Telephone calls from nurses reduce readmissions
A series of simple phone calls from a nurse can reduce readmissions and cut $1,225 in costs per patient, according to a study in this month’s Health Affairs.
Researchers from the University of Wisconsin School of Medicine and Public Health looked at more than 600 patients enrolled in the Coordinated Transitional Care (C-TraC), a low-resource Madison (Wis.) VA program that uses registered nurses for quality transitional care, according to the C-TraC website.
Patients discharged from the William S. Middleton Memorial Veterans Hospital and considered high risk received weekly phone calls from a nurse case manager for four weeks or until the patient transitioned to a primary care provider, according to last week’s research announcement.

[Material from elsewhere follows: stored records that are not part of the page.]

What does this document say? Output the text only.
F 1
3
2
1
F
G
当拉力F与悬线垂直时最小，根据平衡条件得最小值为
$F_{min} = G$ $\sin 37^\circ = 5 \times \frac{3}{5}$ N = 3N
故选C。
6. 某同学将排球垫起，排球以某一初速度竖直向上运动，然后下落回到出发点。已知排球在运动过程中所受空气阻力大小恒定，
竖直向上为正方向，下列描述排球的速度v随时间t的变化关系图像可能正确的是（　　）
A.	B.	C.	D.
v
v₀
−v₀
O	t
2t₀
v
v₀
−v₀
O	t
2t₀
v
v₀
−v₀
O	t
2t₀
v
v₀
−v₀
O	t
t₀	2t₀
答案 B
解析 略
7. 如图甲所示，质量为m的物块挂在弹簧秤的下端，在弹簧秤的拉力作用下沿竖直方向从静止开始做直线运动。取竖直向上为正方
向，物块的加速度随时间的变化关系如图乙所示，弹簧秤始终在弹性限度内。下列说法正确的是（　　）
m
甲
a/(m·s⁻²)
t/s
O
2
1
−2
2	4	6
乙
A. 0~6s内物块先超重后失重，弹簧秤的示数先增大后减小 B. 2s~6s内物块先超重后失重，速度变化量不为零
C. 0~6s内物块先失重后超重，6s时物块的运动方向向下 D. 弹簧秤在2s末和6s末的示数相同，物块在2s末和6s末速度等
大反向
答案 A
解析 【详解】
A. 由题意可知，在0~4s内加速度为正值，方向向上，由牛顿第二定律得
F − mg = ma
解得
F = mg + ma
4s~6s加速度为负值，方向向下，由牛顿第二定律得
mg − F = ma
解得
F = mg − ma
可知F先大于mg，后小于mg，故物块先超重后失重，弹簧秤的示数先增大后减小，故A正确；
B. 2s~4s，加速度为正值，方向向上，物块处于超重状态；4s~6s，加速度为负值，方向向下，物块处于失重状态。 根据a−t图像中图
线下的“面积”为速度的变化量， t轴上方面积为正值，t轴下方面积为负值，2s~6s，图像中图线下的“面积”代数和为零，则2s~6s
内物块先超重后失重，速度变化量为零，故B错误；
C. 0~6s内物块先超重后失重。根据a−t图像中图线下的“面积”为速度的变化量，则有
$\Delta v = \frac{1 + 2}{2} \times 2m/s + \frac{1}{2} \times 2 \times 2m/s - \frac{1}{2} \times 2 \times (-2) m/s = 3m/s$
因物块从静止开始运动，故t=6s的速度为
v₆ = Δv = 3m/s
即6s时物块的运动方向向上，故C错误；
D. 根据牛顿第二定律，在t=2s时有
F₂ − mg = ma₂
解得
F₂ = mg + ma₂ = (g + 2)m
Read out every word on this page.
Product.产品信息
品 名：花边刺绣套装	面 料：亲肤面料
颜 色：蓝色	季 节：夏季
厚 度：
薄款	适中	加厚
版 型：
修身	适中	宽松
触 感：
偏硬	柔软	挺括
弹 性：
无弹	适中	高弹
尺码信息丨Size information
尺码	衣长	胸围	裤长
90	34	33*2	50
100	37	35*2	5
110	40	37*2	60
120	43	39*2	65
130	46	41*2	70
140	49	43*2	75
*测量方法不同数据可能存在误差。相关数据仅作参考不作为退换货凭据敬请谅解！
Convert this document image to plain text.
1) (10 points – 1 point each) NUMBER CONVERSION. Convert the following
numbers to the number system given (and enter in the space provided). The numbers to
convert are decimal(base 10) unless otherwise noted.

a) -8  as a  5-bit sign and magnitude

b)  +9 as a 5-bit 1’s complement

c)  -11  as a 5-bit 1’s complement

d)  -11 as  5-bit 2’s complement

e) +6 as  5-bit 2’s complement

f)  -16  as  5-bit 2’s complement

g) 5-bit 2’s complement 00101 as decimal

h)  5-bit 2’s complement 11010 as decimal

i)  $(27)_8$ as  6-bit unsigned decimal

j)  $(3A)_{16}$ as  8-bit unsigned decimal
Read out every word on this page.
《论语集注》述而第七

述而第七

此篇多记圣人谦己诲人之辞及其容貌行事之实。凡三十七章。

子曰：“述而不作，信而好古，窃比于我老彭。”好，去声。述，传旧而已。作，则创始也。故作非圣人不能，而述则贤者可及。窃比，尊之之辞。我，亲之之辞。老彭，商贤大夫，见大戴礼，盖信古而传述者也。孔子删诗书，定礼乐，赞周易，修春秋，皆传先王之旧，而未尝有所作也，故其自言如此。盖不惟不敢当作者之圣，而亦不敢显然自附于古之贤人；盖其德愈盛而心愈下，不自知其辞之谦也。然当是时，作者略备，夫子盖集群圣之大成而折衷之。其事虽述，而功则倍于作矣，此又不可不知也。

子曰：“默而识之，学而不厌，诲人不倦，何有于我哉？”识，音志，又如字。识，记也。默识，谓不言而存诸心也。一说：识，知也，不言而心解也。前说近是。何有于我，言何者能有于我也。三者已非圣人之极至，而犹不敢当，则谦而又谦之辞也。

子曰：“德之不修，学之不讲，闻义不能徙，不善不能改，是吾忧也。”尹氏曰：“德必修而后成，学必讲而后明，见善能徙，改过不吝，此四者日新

High-risk patients had dementia, were over 65 years old and living alone or had a previous hospitalization in the past year.
In an open-ended discussion, the nurse talks about medication adherence–most often the biggest issue–symptoms and other follow-up.
The program has been popular with almost full patient participation, according to lead investigator Amy Kind, assistant professor of medicine (geriatrics) at the UW School of Medicine and Public Health.
“Patients don’t mind a phone call,” Kind said. “Our role is not to complicate the process but to more seamlessly bridge the patient’s journey from the hospital to the home and to primary care,” she added.
Such nurse-led contact has saved the hospital nearly three-quarters of a million dollars ($741,125) in healthcare costs over 18 months, according to the program.
Patients in the program had 11 percent fewer 30-day readmissions at 23 percent, compared to 34 percent of the those not enrolled.
Because the nurses don’t spend a lot of time traveling, they can therefore reach out to more patients by phone, Kind noted. Most of the patients live in remote areas where a home visit is easily accessible.
“Simple, protocol-driven, telephone-based programs like C-TraC may be able to reach larger patient populations, including patients living a greater distance from hospitals and could be used in a wider variety of care settings than traditional in-home transitional care programs can,” study authors wrote.
Researchers said resource-strained hospitals, such as safety nets, that can’t afford home visits can implement similar telephone protocols. However, they also recognized that the VA is unique from other hospitals in that the VA has a single electronic health record system, shared among all VA-affiliated inpatient and outpatient providers.